Der Seewolf vollführte eine heftige Bewegung mit dem Degen. Wieder pfiff die Klinge durch die Luft, diesmal im Zickzack und dicht vor Surkuts angstverzerrtem Gesicht. Da ließ sich der glorreiche Häuptling des „grimmigen Volkes“ ins Wasserfallen.
„Surkut flieht!“ schrie Tubuago. „Seht doch, er ist genau der Hasenfuß, als den ich ihn immer eingeschätzt habe!“
Das verstanden natürlich alle Eingeborenen, auch die von der Nordinsel. Ihres Oberhauptes beraubt, begannen sie zu zaudern und sich vor dem Gegner zurückzuziehen.
Eine Piragua war von der Bordwand der „Isabella“ abgetrieben, sie dümpelte nicht weit von Surkut entfernt. Er versuchte, sie zu erreichen, doch plötzlich wirbelte etwas durch die Luft und landete mit einem polternden Laut in dem Boot. Eine von Ferris Tuckers Höllenflaschen! Hasard hatte den Befehl gegeben, so viele Kanus und Piraguas wie möglich zu versenken, damit der Gegner nur mit Mühe zur Nordinsel zurückgelangen konnte, denn so einfach sollte Surkut nicht davonkommen.

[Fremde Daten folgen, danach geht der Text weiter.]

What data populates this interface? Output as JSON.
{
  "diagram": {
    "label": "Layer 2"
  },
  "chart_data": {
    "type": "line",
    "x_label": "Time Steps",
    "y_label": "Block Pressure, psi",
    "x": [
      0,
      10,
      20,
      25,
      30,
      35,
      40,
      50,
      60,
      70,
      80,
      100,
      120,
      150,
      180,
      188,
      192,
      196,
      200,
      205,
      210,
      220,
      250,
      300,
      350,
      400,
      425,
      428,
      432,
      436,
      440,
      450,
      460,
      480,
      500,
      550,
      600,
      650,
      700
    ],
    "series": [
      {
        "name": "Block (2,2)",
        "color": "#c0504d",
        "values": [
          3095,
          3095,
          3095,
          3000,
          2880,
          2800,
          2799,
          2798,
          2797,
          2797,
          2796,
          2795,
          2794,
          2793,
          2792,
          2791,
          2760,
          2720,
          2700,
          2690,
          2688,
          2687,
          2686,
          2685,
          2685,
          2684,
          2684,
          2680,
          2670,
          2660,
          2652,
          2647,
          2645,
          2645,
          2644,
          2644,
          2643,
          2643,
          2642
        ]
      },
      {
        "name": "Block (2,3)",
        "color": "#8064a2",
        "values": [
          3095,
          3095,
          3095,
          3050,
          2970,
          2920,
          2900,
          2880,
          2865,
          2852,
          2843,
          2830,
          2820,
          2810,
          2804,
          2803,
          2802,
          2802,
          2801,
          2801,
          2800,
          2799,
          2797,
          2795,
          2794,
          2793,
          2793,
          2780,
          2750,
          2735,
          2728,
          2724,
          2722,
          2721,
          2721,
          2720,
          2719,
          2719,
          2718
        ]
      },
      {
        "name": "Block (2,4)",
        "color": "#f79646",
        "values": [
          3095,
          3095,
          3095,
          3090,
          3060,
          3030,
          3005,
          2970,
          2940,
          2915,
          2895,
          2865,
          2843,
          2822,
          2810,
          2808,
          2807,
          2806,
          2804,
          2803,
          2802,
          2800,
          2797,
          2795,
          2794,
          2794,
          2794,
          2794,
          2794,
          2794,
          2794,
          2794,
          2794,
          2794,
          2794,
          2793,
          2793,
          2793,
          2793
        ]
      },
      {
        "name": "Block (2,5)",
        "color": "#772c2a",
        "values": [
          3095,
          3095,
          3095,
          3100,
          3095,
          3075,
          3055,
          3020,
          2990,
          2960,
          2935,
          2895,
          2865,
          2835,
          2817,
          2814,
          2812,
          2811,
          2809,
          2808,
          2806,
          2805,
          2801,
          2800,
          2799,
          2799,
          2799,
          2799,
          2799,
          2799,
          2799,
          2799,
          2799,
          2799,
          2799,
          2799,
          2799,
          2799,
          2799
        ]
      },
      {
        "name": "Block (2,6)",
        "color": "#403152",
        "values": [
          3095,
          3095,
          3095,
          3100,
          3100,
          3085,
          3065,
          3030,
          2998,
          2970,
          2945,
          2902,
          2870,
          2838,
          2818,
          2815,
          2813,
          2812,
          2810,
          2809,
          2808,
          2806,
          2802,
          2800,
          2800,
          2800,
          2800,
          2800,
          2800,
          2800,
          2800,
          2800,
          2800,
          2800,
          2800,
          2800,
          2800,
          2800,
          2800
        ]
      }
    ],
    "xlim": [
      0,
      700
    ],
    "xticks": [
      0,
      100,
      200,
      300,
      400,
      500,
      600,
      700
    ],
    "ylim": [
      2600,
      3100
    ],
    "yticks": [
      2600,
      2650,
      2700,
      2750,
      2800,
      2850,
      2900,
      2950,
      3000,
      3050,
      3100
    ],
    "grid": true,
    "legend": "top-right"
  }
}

Eine Feuerfaust zerschlug das Boot in hundert Trümmer, das Grollen der Explosion zog über die Bucht. Surkut tauchte entsetzt unter, seine Männer an Bord der „Isabella“ schrien auf. Ihre Panik wuchs. Sie gingen von Bord und folgten ihrem Anführer, dem jetzt weder Koka noch Ebena noch aufwieglerische Reden halfen, die Ordnung wiederherzustellen und eine Wende herbeizuführen.
„Wir haben es geschafft“, sagte Hasard. Er drehte sich um und wollte schon aufatmen, weil offenbar keiner seiner Männer verwundet worden war. Auch Ben Brighton stieg mit erleichterter Miene von der Back. Die „Isabella“ hatte nicht geopfert zu werden brauchen, der Tod war um Haaresbreite an ihrer Besatzung vorbeigegangen.
Dann aber sah Hasard O’Flynn verkrümmt auf der Kuhlgräting liegen, und er erstarrte vor Entsetzen.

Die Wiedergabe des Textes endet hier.